His new brand is under his own name, but it comes with a twist: it doesn’t produce any new clothing at all. “We don’t make clothes,” he says simply. “We reuse them. There’s already too much out there. Why add to it?” Old garments are sourced, reworked, and re-signed. “We sew the owner’s name inside. That’s the point, it’s yours. I don’t want my name plastered everywhere. The ownership should be personal.” 

And like so much of his story, it started as a happy accident. “I was just messing around, customising pieces for myself, and people started asking about them. Then friends wanted them. It grew from there. I didn’t sit down and plan it as a business. It just happened.” What began as an activity with his daughter became a full-fledged label, one that directly challenges the overproduction that nearly broke fashion in the first place. And one that drove around 750 people to show up for during last fashion week for its debut. I think it's quite poetic to think and look back at how Stuart's journey started with his own mother customising his clothing, not knowing the icon her son would become in the global fashion industry. Leading to now, that same moment being re-enacted as he customises clothing with his daughter.. Perhaps not even knowing the seed, he himself, is planting in her. 

What strikes me most is how consistent the thread has been. A childhood of hand-me-downs taught him to see value in scraps. Customising trousers at ten became customising thrift store finds at fifty. Flea market furniture became a high street aesthetic. A factory setback became an iconic jacket. His whole career has been built on making do, turning the overlooked into legacies.
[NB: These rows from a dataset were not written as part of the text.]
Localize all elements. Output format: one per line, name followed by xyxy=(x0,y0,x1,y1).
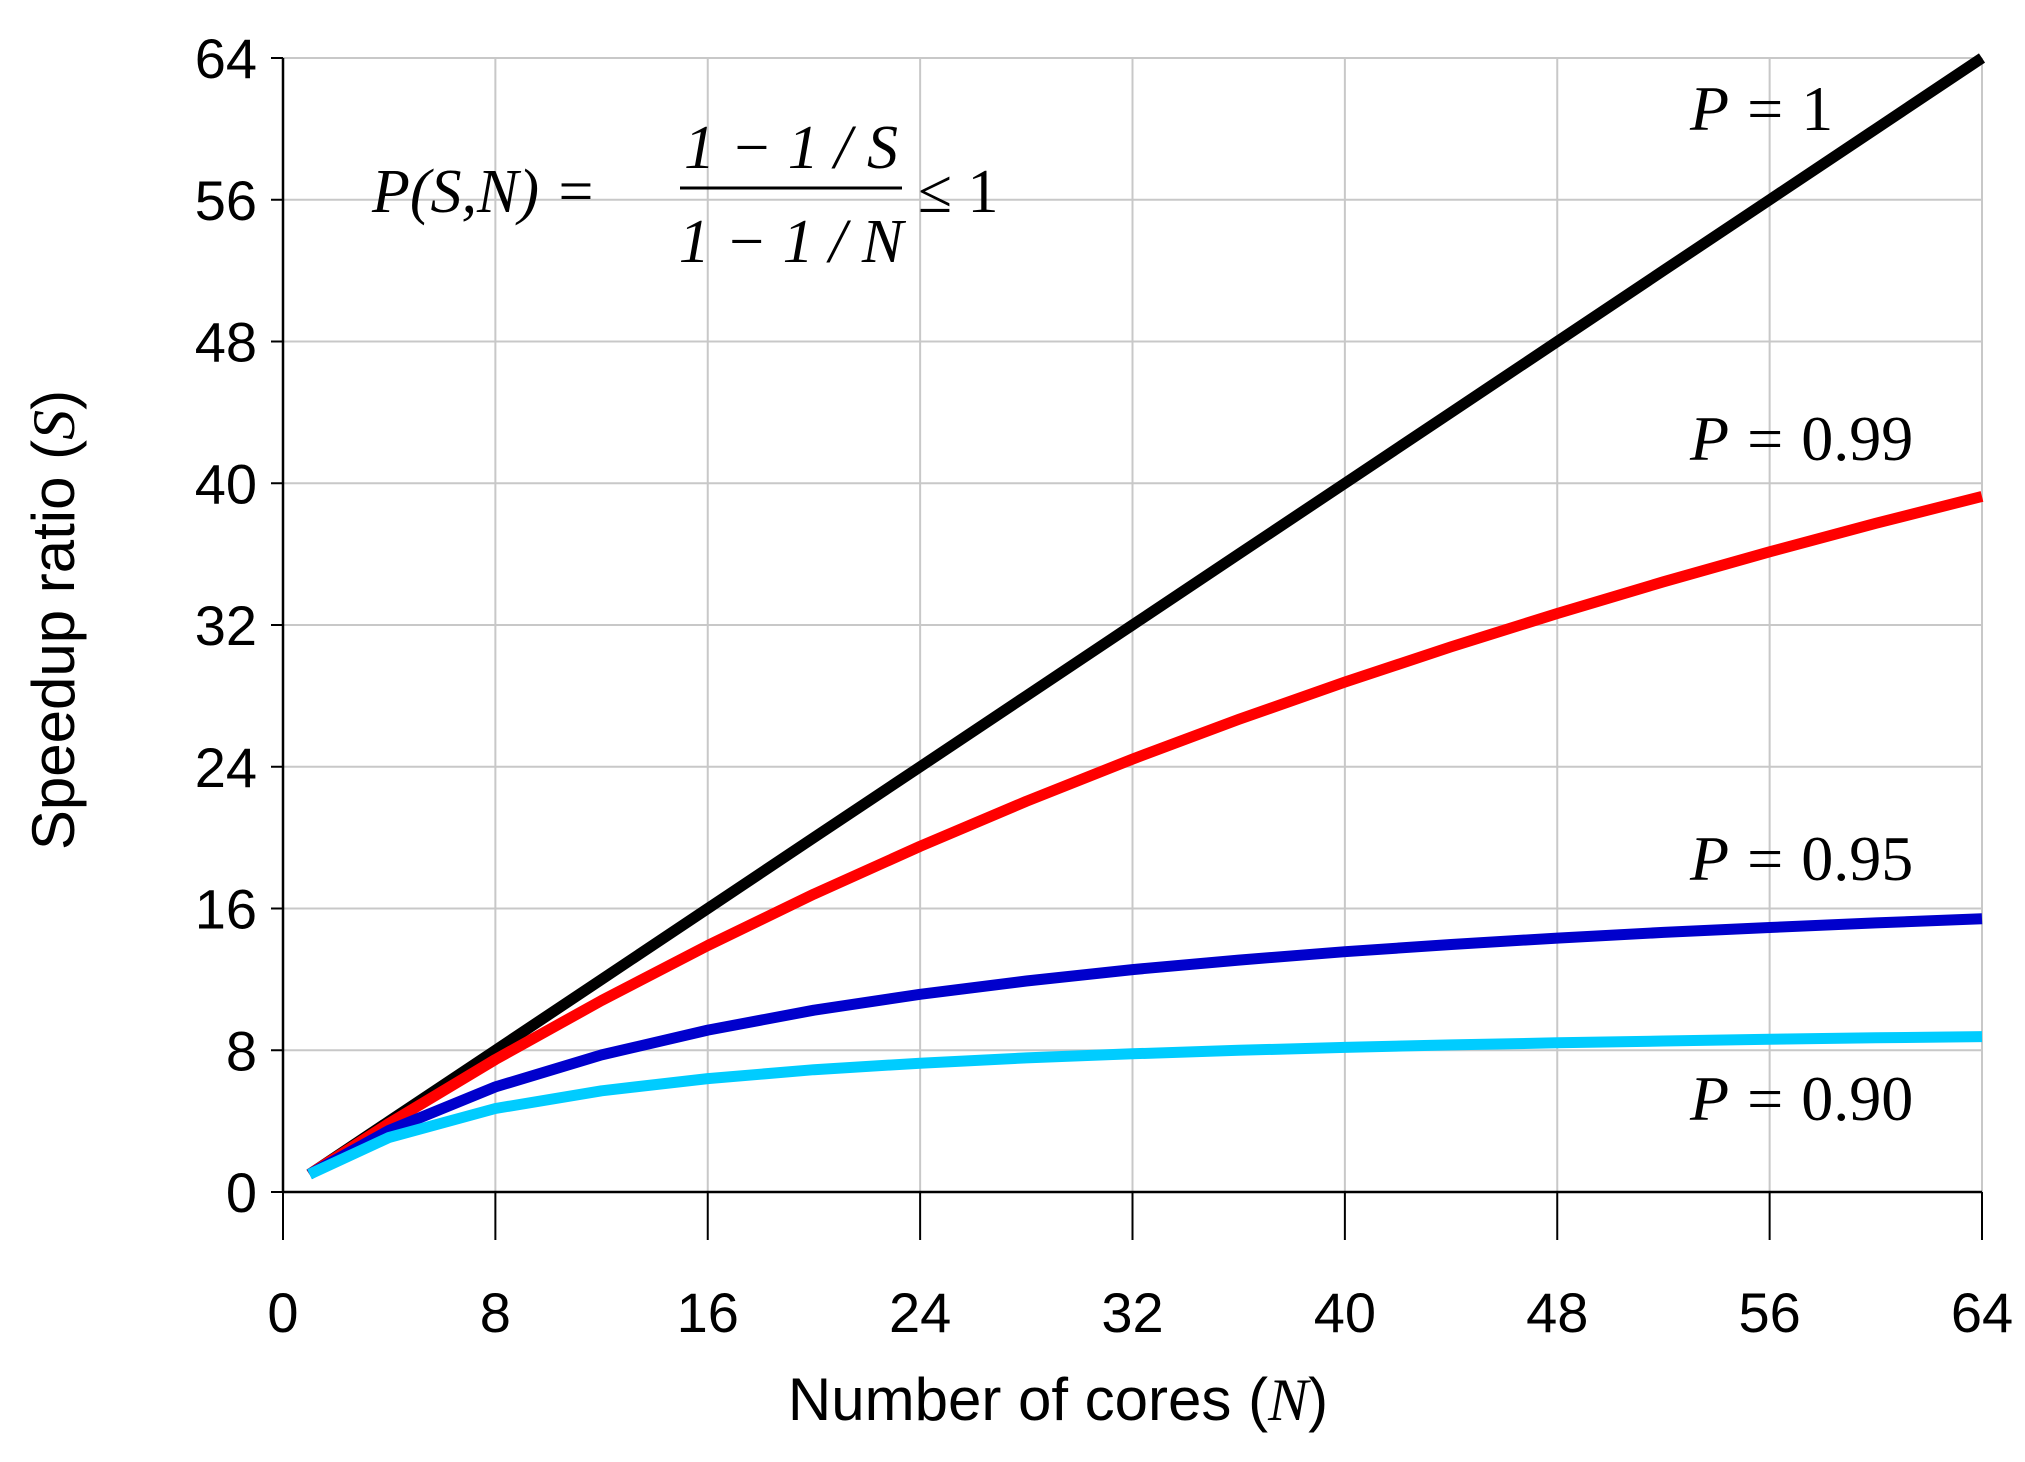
y-tick-label: 0 xyxy=(226,1161,257,1224)
x-tick-label: 40 xyxy=(1314,1281,1376,1344)
series-label-var: P xyxy=(1689,403,1729,474)
x-tick-label: 56 xyxy=(1738,1281,1800,1344)
series-label-eq: = xyxy=(1747,1063,1783,1134)
x-tick-label: 64 xyxy=(1951,1281,2013,1344)
x-axis-title-var: N xyxy=(1267,1367,1311,1433)
series-label: P = 0.99 xyxy=(1689,403,1913,474)
x-tick-label: 32 xyxy=(1101,1281,1163,1344)
x-tick-label: 16 xyxy=(677,1281,739,1344)
series-label-value: 0.95 xyxy=(1801,823,1913,894)
series-label: P = 0.90 xyxy=(1689,1063,1913,1134)
formula-lhs: P(S,N) = xyxy=(371,158,596,226)
x-axis-title-suffix: ) xyxy=(1308,1366,1328,1433)
series-lines xyxy=(306,53,1986,1180)
x-tick-label: 24 xyxy=(889,1281,951,1344)
x-tick-label: 0 xyxy=(267,1281,298,1344)
formula-annotation: P(S,N) = 1 − 1 / S 1 − 1 / N ≤ 1 xyxy=(371,114,999,276)
series-label-var: P xyxy=(1689,1063,1729,1134)
x-axis-title-prefix: Number of cores ( xyxy=(788,1366,1268,1433)
series-line-0_90 xyxy=(307,1031,1983,1180)
series-line-0_99 xyxy=(306,491,1984,1179)
series-labels: P = 1 P = 0.99 P = 0.95 P = 0.90 xyxy=(1689,73,1913,1134)
x-tick-label: 48 xyxy=(1526,1281,1588,1344)
series-label-value: 0.99 xyxy=(1801,403,1913,474)
y-tick-label: 64 xyxy=(195,27,257,90)
y-tick-label: 16 xyxy=(195,878,257,941)
y-tick-label: 8 xyxy=(226,1019,257,1082)
series-label: P = 0.95 xyxy=(1689,823,1913,894)
y-tick-label: 40 xyxy=(195,452,257,515)
series-label-var: P xyxy=(1689,73,1729,144)
series-label-value: 0.90 xyxy=(1801,1063,1913,1134)
x-tick-label: 8 xyxy=(480,1281,511,1344)
series-label-eq: = xyxy=(1747,73,1783,144)
x-axis-title: Number of cores (N) xyxy=(788,1366,1328,1433)
y-tick-label: 24 xyxy=(195,736,257,799)
series-line-1 xyxy=(306,53,1986,1179)
y-axis-title-prefix: Speedup ratio ( xyxy=(20,440,87,850)
y-axis-title-var: S xyxy=(21,410,87,440)
y-tick-label: 48 xyxy=(195,311,257,374)
y-axis-title-suffix: ) xyxy=(20,390,87,410)
y-axis-title: Speedup ratio (S) xyxy=(20,390,87,850)
formula-denominator: 1 − 1 / N xyxy=(679,208,907,276)
y-tick-label: 56 xyxy=(195,169,257,232)
series-label-value: 1 xyxy=(1801,73,1833,144)
formula-rhs: ≤ 1 xyxy=(918,158,999,226)
y-tick-label: 32 xyxy=(195,594,257,657)
series-line-0_95 xyxy=(306,913,1983,1180)
series-label-eq: = xyxy=(1747,403,1783,474)
formula-numerator: 1 − 1 / S xyxy=(684,114,898,182)
axes: 0 8 16 24 32 40 48 56 64 0 8 16 24 32 40 48 56 64 xyxy=(195,27,2013,1344)
series-label: P = 1 xyxy=(1689,73,1833,144)
series-label-var: P xyxy=(1689,823,1729,894)
grid xyxy=(283,57,1983,1192)
series-label-eq: = xyxy=(1747,823,1783,894)
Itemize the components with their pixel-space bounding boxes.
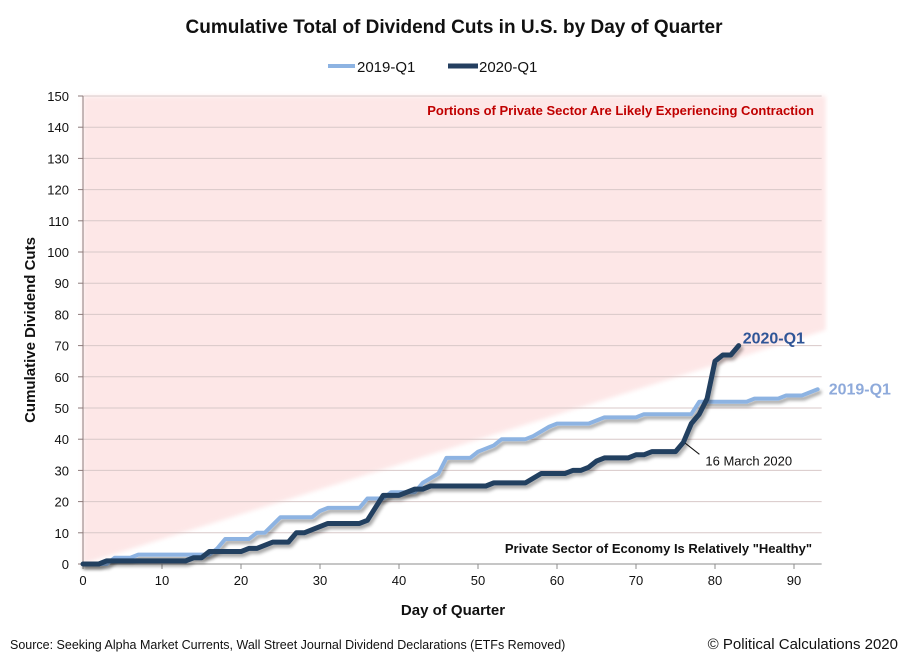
legend-label-2020: 2020-Q1 <box>479 59 537 76</box>
y-tick-label: 10 <box>55 526 69 541</box>
y-axis-title: Cumulative Dividend Cuts <box>22 237 39 423</box>
x-ticks: 0 10 20 30 40 50 60 70 80 90 <box>79 564 801 588</box>
series-end-label-2019: 2019-Q1 <box>829 381 891 398</box>
x-tick-label: 70 <box>629 573 643 588</box>
gridlines <box>83 95 822 534</box>
contraction-zone <box>83 96 826 564</box>
y-tick-label: 0 <box>62 557 69 572</box>
y-ticks: 0 10 20 30 40 50 60 70 80 90 100 110 120 130 140 150 <box>47 89 83 572</box>
x-tick-label: 90 <box>787 573 801 588</box>
y-tick-label: 60 <box>55 370 69 385</box>
x-axis-title: Day of Quarter <box>401 602 505 619</box>
annotation-leader <box>685 442 700 455</box>
y-tick-label: 40 <box>55 432 69 447</box>
y-tick-label: 100 <box>47 245 69 260</box>
x-tick-label: 0 <box>79 573 86 588</box>
series-layer <box>80 343 820 567</box>
x-tick-label: 30 <box>313 573 327 588</box>
series-end-label-2020: 2020-Q1 <box>743 331 805 348</box>
source-note: Source: Seeking Alpha Market Currents, W… <box>10 638 565 652</box>
x-tick-label: 50 <box>471 573 485 588</box>
y-tick-label: 70 <box>55 339 69 354</box>
x-tick-label: 10 <box>155 573 169 588</box>
x-tick-label: 80 <box>708 573 722 588</box>
y-tick-label: 140 <box>47 120 69 135</box>
x-tick-label: 60 <box>550 573 564 588</box>
legend: 2019-Q1 2020-Q1 <box>328 59 537 76</box>
series-line-2019-q1 <box>81 387 820 566</box>
y-tick-label: 150 <box>47 89 69 104</box>
y-tick-label: 90 <box>55 276 69 291</box>
y-tick-label: 30 <box>55 463 69 478</box>
y-tick-label: 20 <box>55 495 69 510</box>
annotation-16-march-2020: 16 March 2020 <box>705 453 792 468</box>
legend-label-2019: 2019-Q1 <box>357 59 415 76</box>
y-tick-label: 80 <box>55 307 69 322</box>
y-tick-label: 50 <box>55 401 69 416</box>
plot-area: 0 10 20 30 40 50 60 70 80 90 100 110 120 130 140 150 0 1… <box>47 89 891 588</box>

Sitting with him on that bench, focaccia in hand, I realise how much of his story comes back to resourcefulness. It’s about seeing possibility where others see waste. It’s about building worlds from scraps. It’s about staying grounded, even when the empire has your name on it. Stuart Trevor didn’t just build a brand, he built a way of thinking about fashion that refuses to separate necessity from creativity.

And maybe that’s why his story matters now more than ever. In an industry addicted to novelty, obsessed with endless drops and trend cycles, he’s showing us that the future might lie in authenticity, honesty, and everything we already have. AllSaints was his legacy, but Stuart Trevor’s new chapter might be his revolution.